Spanish educator and lawyer

Matilde Huici Navaz (Pamplona, 3 August 1890 – Santiago, 13 April 1965) was a Spanish educator and lawyer. In addition to her collaboration with María de Maeztu in the Residencia de Señoritas, first official center in Spain established to promote university education for women, and the Lyceum Club Femenino, association of women, she was co-founder of the Association of Spanish University Women (with Victoria Kent and Clara Campoamor in 1928) and Spanish delegate of the Advisory Commission for Social and Humanitarian Issues of the League of Nations. Exiled in Chile since 1940, Huici founded in 1944 the School of Párvulos Educator of the University of Chile and developed an intense pedagogical activity.

==Early life==
Matilde Huici Navaz was born on 3 August 1890 in the Spanish town of Pamplona as a third out four children in the family of Ascensión and Juan Huici. Her parents were rich liberal republicans. At the age of 17, she obtained master's degree in higher education in Bilbao.

==Early career and education==
In 1909, she got employed as a teacher at the school in Ategorrieta neighborhood of San Sebastián. Two years later, she was appointed school principal. In 1916, she moved to Madrid in order to join the Residencia de Señoritas where she learned English and French, as well as the useful technique of shorthand. Three years later, Huici obtained a degree in the School of Higher Education and began to study law. In 1922, Huici become Inspector of Primary Education in Santa Cruz de Tenerife and in the following year entered the orbit of the pensioners by the Board for the Extension of Studies and Scientific Research (JAE) as a fellow at the Middlebury College where she taught Spanish from September 1923. Her leave of absence as inspector allowed her to finish studies and gain a law degree in 1926. While continuing to practice her profession and teaching at the Residencia de Señoritas, she participated in the work of the Juvenile Court of Madrid (1927) and in the public and political debate on the reform of the judicial system in relation towards women.
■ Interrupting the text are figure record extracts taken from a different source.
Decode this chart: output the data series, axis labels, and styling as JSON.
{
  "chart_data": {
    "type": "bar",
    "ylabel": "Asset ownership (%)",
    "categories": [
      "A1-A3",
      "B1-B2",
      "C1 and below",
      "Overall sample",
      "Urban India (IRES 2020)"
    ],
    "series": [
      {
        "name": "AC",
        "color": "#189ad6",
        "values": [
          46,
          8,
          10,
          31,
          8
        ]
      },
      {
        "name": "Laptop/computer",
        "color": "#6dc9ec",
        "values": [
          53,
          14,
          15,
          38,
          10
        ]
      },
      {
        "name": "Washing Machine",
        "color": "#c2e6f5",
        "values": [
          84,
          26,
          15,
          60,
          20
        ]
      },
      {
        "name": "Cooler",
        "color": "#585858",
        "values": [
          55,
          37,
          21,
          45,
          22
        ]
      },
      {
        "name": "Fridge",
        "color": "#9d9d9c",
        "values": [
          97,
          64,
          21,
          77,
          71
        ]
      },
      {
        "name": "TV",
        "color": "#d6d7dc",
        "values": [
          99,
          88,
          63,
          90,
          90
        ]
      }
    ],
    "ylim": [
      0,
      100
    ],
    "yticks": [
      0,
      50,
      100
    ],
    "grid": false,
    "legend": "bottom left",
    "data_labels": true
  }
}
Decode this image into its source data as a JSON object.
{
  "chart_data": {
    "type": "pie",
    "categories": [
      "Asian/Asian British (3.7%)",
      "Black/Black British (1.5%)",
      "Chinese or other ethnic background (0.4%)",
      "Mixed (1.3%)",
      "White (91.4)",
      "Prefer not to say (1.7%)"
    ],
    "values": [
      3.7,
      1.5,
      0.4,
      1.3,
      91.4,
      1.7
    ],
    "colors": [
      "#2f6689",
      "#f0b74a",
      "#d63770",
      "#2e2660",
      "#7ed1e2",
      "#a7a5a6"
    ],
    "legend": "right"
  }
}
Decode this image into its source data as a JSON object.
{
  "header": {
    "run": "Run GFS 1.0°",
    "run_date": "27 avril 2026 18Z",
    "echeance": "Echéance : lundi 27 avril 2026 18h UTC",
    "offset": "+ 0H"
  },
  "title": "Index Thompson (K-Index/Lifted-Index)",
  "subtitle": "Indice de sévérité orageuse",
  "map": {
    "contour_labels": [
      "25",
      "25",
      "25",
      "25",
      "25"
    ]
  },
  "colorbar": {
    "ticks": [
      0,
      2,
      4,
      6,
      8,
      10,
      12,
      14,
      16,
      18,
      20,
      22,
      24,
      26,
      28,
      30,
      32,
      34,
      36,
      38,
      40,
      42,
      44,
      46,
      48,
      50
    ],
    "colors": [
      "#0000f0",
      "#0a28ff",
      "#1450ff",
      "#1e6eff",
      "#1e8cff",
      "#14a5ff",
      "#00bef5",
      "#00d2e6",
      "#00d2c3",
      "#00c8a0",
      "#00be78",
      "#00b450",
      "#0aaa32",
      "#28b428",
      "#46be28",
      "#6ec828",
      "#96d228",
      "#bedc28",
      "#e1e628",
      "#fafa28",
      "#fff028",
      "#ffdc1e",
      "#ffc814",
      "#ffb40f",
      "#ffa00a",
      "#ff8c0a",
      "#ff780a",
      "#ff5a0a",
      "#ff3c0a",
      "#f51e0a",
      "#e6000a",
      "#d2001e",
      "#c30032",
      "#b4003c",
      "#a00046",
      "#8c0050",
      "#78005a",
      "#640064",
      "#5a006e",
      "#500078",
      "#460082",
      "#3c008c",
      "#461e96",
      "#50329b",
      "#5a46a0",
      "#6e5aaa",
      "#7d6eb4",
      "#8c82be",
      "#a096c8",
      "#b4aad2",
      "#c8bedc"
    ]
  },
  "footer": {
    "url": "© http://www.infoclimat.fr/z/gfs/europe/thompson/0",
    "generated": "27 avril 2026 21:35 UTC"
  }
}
In addition, she promoted the creation of the Association of the Spanish Female University Youth (JUF), later known as the Spanish Association of University Women. In 1928, she was among the promoters of the failed Socialist Liberal Group. In 1931, Huici and her husband become members of the Spanish Socialist Workers' Party (PSOE).

==During Second Spanish Republic==
After the proclamation of the Second Spanish Republic in 1931, Huici joined the Subcommittee on Criminal Law of the Legal Advisory Commission of the Ministry of Justice. She was also entrusted, within the activities of the Child Protection Council, with the inspection of all juvenile courts in the country. She was also part of the Criminal Subcommittee of the Legal Advisory Commission and as such had participated in the drafting of the 1932 Spanish Criminal Code, and promoted the creation of the Center for Criminal Studies. In 1933, Huici visited the Soviet Union to study policies that applied to children. In 1935, she was appointed Spanish delegate to the Commission for the Protection of Children and Youth, based in Geneva. As a journalist, she was writing between 1935 and 1938 for publications such as Democracia weekly, directed by Andrés Saborit, El Socialista and in the Mujeres magazine published by the Women's Committee Against War and Fascism. With the triumph of the Popular Front, Huici proposed the replacement of priests who were teachers, through the creation of a Minor Psychological Research Institute for the training of specialized educators. One of her main objectives was to secularize education and protect children from the influence of religion. During the Spanish Civil War, she followed the republican government, first to Valencia (11 March 1937) and then to Barcelona. She went to France in the first months of 1939 and participated in the work of the Committee for Refugee Assistance from Paris and Geneva.

==Later life==
Following republic's defeat she emigrated to Chile, where she arrived on 14 May 1940 on board of the SS Orduña. She was forced to work as a translator because her law degree wasn't recognized. She founded the School for the Education of Children of the University of Chile, which she managed between 1944 and 1962. In 1947, she was appointed a director of the Chilean-Spanish Cultural Directory. Matilde Huici died on 13 April 1965, aged 74.

==Literature==
- García Sanz Marcotegui, Ángel (2010). Una “intelectual moderna” socialista. Pamplona: Universidad Pública de Navarra. Fundación Carlos Chívite.
- San Martín Montilla, María Nieves (2009). Matilde Huici Navaz: la tercera mujer. Narcea Ediciones.
- Vázquez Ramil, Raquel (2012). Mujeres y educación en la España contemporánea. La Institución Libre de Enseñanza y la Residencia de Señoritas de Madrid. Madrid: Akal.